1729–1804
**Pietro Antonio Novelli (1729–1804)**
Pietro Antonio Novelli, a prolific Venetian painter, draughtsman, and engraver, trained under the esteemed Jacopo Amigoni and in the studio of Giambattista Pittoni, absorbing influences from Gaspare Diziani and Francesco Guardi. In 1768, he gained membership in the Accademia di Belle Arti di Venezia with his reception piece, *Allegory of the Arts*. Early in his career, Novelli produced notable altarpieces such as *Saint Joseph* for Santa Fosca in Venice (1759) and *Presentation in the Temple* for San Francesco in Rovigo (also 1759). He illustrated Torquato Tasso’s *Gerusalemme Liberata* (1760) and Carlo Goldoni’s *Commedie* (1761 and 1788), including his series of engravings *The Seven Sacraments* (1769). Commissions took him across northern Italy, where he frescoed palaces for families like the Corniani-Tivan, Mangilli, Mocenigo, and Sangiatoffetti in Venice, as well as sites in Udine, Padua, and Bologna.
Novelli’s style blended Venetian painterliness with Bolognese and Roman traditions, evolving through targeted study. In the early 1770s, he visited Bologna to examine the works of the Carracci and Guido Reni.

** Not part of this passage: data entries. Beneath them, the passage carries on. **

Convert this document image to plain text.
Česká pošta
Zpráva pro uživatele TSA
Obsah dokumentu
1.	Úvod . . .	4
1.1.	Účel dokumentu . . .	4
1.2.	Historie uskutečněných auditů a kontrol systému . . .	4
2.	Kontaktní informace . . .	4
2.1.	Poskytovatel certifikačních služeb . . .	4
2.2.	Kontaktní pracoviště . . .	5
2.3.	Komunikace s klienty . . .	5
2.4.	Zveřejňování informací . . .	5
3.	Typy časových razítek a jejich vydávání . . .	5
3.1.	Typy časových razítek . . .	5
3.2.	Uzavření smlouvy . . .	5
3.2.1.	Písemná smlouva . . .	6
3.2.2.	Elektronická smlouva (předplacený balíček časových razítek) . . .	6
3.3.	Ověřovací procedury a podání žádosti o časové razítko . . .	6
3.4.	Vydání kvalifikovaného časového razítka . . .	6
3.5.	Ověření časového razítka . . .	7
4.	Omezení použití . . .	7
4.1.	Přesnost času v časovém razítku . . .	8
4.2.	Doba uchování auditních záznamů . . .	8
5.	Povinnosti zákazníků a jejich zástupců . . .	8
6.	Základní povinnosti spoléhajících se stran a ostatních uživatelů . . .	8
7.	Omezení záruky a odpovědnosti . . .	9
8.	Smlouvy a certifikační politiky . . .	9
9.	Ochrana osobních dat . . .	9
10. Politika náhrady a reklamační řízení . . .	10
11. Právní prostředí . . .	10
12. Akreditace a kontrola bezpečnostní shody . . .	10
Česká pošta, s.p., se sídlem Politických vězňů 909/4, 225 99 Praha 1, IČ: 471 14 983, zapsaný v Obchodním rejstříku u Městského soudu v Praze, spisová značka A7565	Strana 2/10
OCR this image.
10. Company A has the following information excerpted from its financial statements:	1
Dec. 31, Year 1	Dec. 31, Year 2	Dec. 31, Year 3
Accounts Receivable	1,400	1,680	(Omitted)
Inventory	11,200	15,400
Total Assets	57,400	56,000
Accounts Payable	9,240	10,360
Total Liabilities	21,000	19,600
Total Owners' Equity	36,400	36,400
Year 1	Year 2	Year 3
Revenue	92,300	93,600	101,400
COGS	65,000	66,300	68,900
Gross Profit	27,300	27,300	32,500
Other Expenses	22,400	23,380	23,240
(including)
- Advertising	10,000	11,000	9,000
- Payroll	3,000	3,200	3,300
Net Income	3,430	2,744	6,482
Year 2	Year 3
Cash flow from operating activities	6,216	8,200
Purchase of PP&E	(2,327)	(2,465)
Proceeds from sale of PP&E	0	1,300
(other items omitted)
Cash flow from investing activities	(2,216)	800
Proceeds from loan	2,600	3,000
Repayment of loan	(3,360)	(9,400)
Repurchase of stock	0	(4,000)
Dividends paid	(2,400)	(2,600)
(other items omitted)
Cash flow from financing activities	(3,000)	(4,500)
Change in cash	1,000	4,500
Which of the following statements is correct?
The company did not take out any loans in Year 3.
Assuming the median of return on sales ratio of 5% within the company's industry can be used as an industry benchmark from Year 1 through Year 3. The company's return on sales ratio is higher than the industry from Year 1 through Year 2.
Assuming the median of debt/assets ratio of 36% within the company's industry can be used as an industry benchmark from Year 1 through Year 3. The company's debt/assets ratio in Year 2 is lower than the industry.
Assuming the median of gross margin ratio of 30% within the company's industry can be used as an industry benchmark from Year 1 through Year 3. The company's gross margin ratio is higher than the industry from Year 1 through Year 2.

By 1779, he relocated to Rome for over two decades, immersing himself in Raphael’s legacy and Roman Classicism as embodied by Anton Raphael Mengs, alongside Pompeo Batoni’s influence—evident in a 1772 mythological pendant painted for Catherine the Great. There, he executed a ceiling fresco of *Cupid and Psyche* for the Villa Borghese and decorated Roman palaces. Returning to Venice later, he created *Saints Jerome and Nicholas* as an altarpiece for Udine Cathedral (1791), *Holy Father with Saints* for San Lio (1779), and *Purification of the Virgin Mary* for San Geremia (1804).
Renowned for his inventive drawings—showcasing fantasy in pen, ink, watercolor, and wash—Novelli’s oeuvre combined academic classicism with vivid imagination, earning comparisons to Palma Giovane. Collections like the Museo Correr, École des Beaux-Arts, Cooper-Hewitt, and Albertina hold significant holdings. His son, Francesco Novelli, became an engraver. Posthumously published memoirs (1834) outline his versatile career amid Venice’s fading republic, cementing his role in the transition from Rococo decoration to Neoclassicism.